Before Sue and I ever even thought of venturing into the music industry, long before we were even a blink in our parents’ eyes, even before long-playing albums – remember those? – the figure of the music plugger reigned supreme. Not the radio plugger of payola scandals but the more subtle figure employed by music publishers, tasked with the job of matching sheet music with band leaders willing to perform and record it.
My friend Harriette is a poised, energetic and funny 93-year-old lady with plenty of attitude. Always impeccably put together, she looks much younger than her age. Harriette spent most of her life in entertainment p.r. but her career began as a music plugger, probably the first female plugger in the US, in a world that was still very male-centric by the time sofagirl and I made our entrance, and no doubt even more so when Harriette started in the industry in the early 1940s – Sofagirl and I got our first jobs in the mid-80s. Still, some of the similarities on how a girl had to get her foot in and operate are strikingly similar.
A couple of Saturdays ago, I picked Harriette up for a shopping outing.
“There is something I’d like to show you”, she immediately blurted out as I walked in her place. And she handed me a ziplock bag with a copy of Time magazine inside.
Why on earth would she keep a magazine inside a ziplock bag, I wondered for a second, until the frayed pages and the date of March 5, 1945 provided my answer. Towards the back of the magazine, there is an article on music pluggers, and Harriette’s 24 year old face beaming in black and white.
“While in college, I started modeling but my mother didn’t think it was a suitable job for a nice Jewish girl so, when a friend who worked as a secretary for Warner Brothers called asking whether I might be interested in a job working for a Chicago music publisher, Mother happened to take the call and answered I would be taking it.”

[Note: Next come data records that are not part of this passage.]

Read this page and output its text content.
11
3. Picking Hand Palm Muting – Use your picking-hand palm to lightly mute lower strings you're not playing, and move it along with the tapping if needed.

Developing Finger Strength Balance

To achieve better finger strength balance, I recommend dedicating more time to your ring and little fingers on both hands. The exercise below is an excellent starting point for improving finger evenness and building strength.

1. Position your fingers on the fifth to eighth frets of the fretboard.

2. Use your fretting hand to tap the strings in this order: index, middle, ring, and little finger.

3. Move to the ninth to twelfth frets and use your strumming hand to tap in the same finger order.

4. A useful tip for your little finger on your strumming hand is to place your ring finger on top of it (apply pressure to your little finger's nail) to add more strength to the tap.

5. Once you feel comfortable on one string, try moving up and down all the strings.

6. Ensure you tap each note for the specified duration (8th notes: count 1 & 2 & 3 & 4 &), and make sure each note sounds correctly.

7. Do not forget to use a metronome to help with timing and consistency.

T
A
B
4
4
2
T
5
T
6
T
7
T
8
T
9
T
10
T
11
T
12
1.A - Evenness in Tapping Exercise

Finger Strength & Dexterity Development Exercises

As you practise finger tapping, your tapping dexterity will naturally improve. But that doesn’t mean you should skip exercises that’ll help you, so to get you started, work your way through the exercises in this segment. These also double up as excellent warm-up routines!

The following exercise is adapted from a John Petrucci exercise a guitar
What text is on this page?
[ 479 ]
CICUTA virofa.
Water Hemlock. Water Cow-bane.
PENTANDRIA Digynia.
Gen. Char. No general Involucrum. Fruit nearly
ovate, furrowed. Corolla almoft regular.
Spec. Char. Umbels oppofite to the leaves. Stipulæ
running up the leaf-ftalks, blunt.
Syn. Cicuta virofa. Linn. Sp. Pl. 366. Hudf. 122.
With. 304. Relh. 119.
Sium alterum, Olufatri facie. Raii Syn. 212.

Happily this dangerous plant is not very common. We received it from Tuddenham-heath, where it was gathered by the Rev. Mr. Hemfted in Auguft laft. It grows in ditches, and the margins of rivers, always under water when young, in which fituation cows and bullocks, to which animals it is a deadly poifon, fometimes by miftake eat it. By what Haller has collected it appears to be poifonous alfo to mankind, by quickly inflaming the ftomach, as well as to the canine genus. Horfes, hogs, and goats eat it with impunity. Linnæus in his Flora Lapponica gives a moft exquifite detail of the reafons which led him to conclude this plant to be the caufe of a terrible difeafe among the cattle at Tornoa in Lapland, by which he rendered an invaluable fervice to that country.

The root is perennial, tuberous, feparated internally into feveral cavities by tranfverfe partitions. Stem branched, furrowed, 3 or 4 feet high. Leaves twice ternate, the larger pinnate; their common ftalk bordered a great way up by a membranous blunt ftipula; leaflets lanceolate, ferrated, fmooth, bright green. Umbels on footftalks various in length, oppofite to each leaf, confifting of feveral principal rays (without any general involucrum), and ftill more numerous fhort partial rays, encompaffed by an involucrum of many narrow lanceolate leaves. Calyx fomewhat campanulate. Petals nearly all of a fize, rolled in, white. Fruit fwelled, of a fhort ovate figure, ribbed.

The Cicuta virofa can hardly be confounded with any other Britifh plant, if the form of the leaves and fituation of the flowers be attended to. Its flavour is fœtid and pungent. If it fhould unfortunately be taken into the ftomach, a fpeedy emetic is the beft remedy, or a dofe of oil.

“It’s only $16 a week ” the friend added.
“She’ll take it”.
Mother drove me downtown, to the Woods Theatre Building, for the interview and waited in the car. I was hired by the professional manager of Southern Music Co, Harold Lee, who thought I was pretty cute. He hired me to be his secretary. I did take up typing in high school but didn’t know shorthand. He suggested I go to a school to learn speedwriting. He would pay for half of it and Mother for the other half. I quit college for this. Worked many nights until 10 or 11:00pm trying to transcribe my notes. I was all of 19 years old.”
And so it was that, barely out of her teens, Harriette started her career like so many of us did: as a secretary.
It was no doubt Harriette’s chutzpah and hard work that helped her in moving up the ranks, to become the first female plugger in the US, first in Chicago and then at the famed Brill building in New York, her job so unlikely “for a nice Jewish girl” that even Time magazine took notice.
Part of the profile reads:
“The current revival of Confessin’ is a personal triumph for the nation’s top-ranking woman plugger: Chicago’s slim, blonde, big-eyed Harriette Smith. One of six pluggers assigned to Confessin’, […] 24-year-old Harriette has worked the Midwest mainly.
Unlike her male contemporaries, Harriette uses subtlety, tries to mention her merchandise by name as rarely as possible. To revive Confessin’, she provided mineral water for one bandleader’s ulcers, an infra-red lamp for another’s arthritis. For Mrs. Tommy Dorsey she managed to find $210 worth of silk stockings. Harriette has a reasonable explanation for the fact that most wives do not object to her overt cultivation of their band leader husbands. She says: “I am the only virgin in the music business…I go out with the fellows, drink with them, don’t blink an eye at their broad stories….The work requires concentration.”
To this day, Hariette will be quick to tell you the quote wasn’t hers, but her roommate’s.
“I would never have said I was the only virgin – that would have implied that every other girl working in the business was a slut, which wasn’t true.”
Frank Sinatra, of all people, was outraged by the comment and went out of his way to meet Harriette after he read the piece in Time, so he could scald her in person. “But I really did not say that”.
In a few minutes, Harriette had made come alive a world I only ever saw in black and white movies: a country at the tail-end of World War II, swinging to band music and wanting to forget the hardships. She also bridged the gap of however many generations separate us, by conjuring up the similarities of our first profession of choice. Tomes could be filled with all the stories of massaged egos, impossible requests realized, cajoling and persuasion techniques all in the effort to make some music sell. History, apparently, repeats itself even in the most mundane minutiae.
At the end of a successful shopping expedition, Harriette mentioned to me she was in the mood for tacos. We drive to Poquito Mas and, while in line for our food, she whispers: “Will you share a beer with me?” My kind of lady.
Over tacos and a Corona, we chat about our love life. Those stories, though, will not be spilled to Time magazine. Or to Campari and Sofa for that matter. Not yet at least. We are going to need a bit more beer.